Problem
Sometimes you must restart the core Kubernetes components in a DKP cluster: etcd, kube-apiserver, kube-controller-manager, or kube-scheduler. The problem is these pods are static, and deleting static pods with the kubectl delete <pod name> command is impossible. The AGE column of the kubectl get pods command output may be misleading in describing static pods: even if it shows that the static pod restarted recently, the correspondent pod containers were not restarted.
Solution
To restart a container of one of the core components, you need to move it from the /etc/kubernetes/manifests directory on the control plane node host.

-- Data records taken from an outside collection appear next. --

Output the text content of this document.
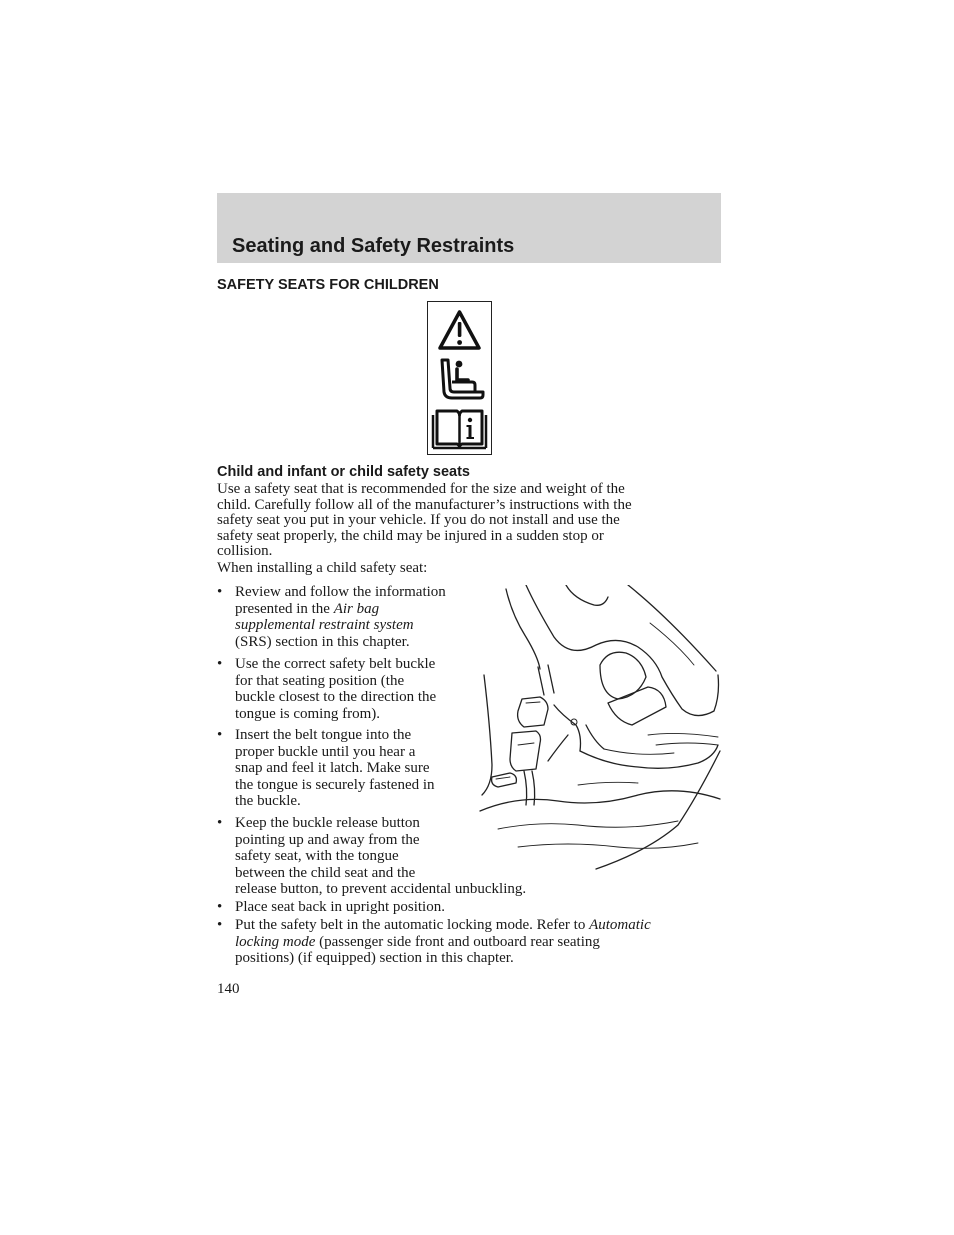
Seating and Safety Restraints
SAFETY SEATS FOR CHILDREN
Child and infant or child safety seats
Use a safety seat that is recommended for the size and weight of the
child. Carefully follow all of the manufacturer’s instructions with the
safety seat you put in your vehicle. If you do not install and use the
safety seat properly, the child may be injured in a sudden stop or
collision.
When installing a child safety seat:
• Review and follow the information
presented in the Air bag
supplemental restraint system
(SRS) section in this chapter.
• Use the correct safety belt buckle
for that seating position (the
buckle closest to the direction the
tongue is coming from).
• Insert the belt tongue into the
proper buckle until you hear a
snap and feel it latch. Make sure
the tongue is securely fastened in
the buckle.
• Keep the buckle release button
pointing up and away from the
safety seat, with the tongue
between the child seat and the
release button, to prevent accidental unbuckling.
• Place seat back in upright position.
• Put the safety belt in the automatic locking mode. Refer to Automatic
locking mode (passenger side front and outboard rear seating
positions) (if equipped) section in this chapter.
140
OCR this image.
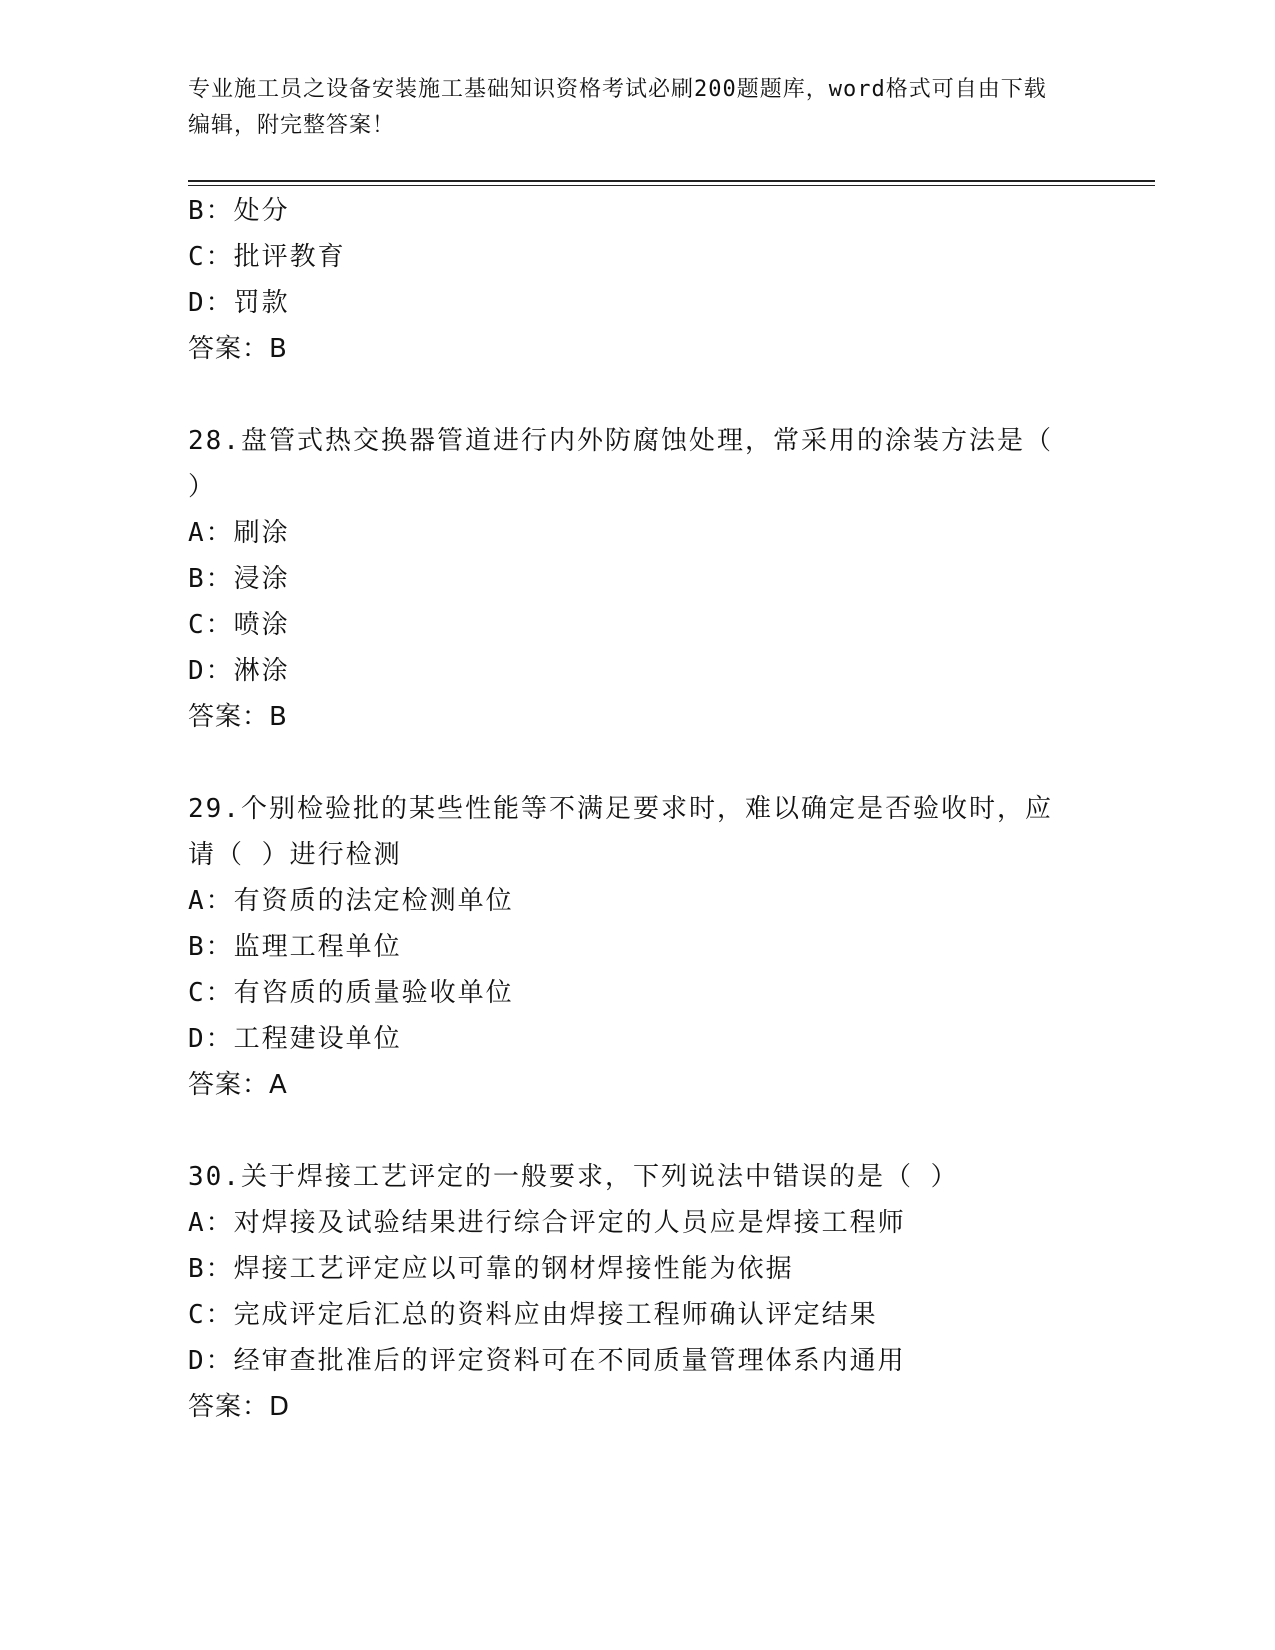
专业施工员之设备安装施工基础知识资格考试必刷200题题库，word格式可自由下载编辑，附完整答案！
B：处分
C：批评教育
D：罚款
答案：B
28.盘管式热交换器管道进行内外防腐蚀处理，常采用的涂装方法是（ ）
A：刷涂
B：浸涂
C：喷涂
D：淋涂
答案：B
29.个别检验批的某些性能等不满足要求时，难以确定是否验收时，应请（ ）进行检测
A：有资质的法定检测单位
B：监理工程单位
C：有咨质的质量验收单位
D：工程建设单位
答案：A
30.关于焊接工艺评定的一般要求，下列说法中错误的是（ ）
A：对焊接及试验结果进行综合评定的人员应是焊接工程师
B：焊接工艺评定应以可靠的钢材焊接性能为依据
C：完成评定后汇总的资料应由焊接工程师确认评定结果
D：经审查批准后的评定资料可在不同质量管理体系内通用
答案：D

Below are the step for restarting the kube-apiserver components:
1) SSH to the control plane node, or follow this guide if you don't have SSH access (in this case, you need to adjust the filesystem paths with the /host prefix).
2) Move the kube-apiserver manifest from the manifests directory: mv /etc/kubernetes/manifests/kube-apiserver.yaml /root/
3) Wait till the correspondent kube-apiserver pod is gone:
zd10282$ kubectl get pods -n kube-system | grep api kube-apiserver-ip-10-0-203-99.us-west-2.compute.internal 1/1 Running 0 36m kube-apiserver-ip-10-0-69-238.us-west-2.compute.internal 1/1 Running 1 (39m ago) 38m
4) Move the kube-apiserver manifest back: mv /root/kube-apiserver.yaml /etc/kubernetes/manifests/
5) Wait till the correspondent kube-apiserver pod is back:
zd10282$ kubectl get pods -n kube-system | grep api kube-apiserver-ip-10-0-166-232.us-west-2.compute.internal 1/1 Running 0 15s kube-apiserver-ip-10-0-203-99.us-west-2.compute.internal 1/1 Running 0 39m kube-apiserver-ip-10-0-69-238.us-west-2.compute.internal 1/1 Running 1 (41m ago) 41m
6) Remember to restart the rest of the pods on the rest of the control plane nodes if needed. To avoid the risk of causing a service outage or losing control of your cluster, you must restart the pods one by one.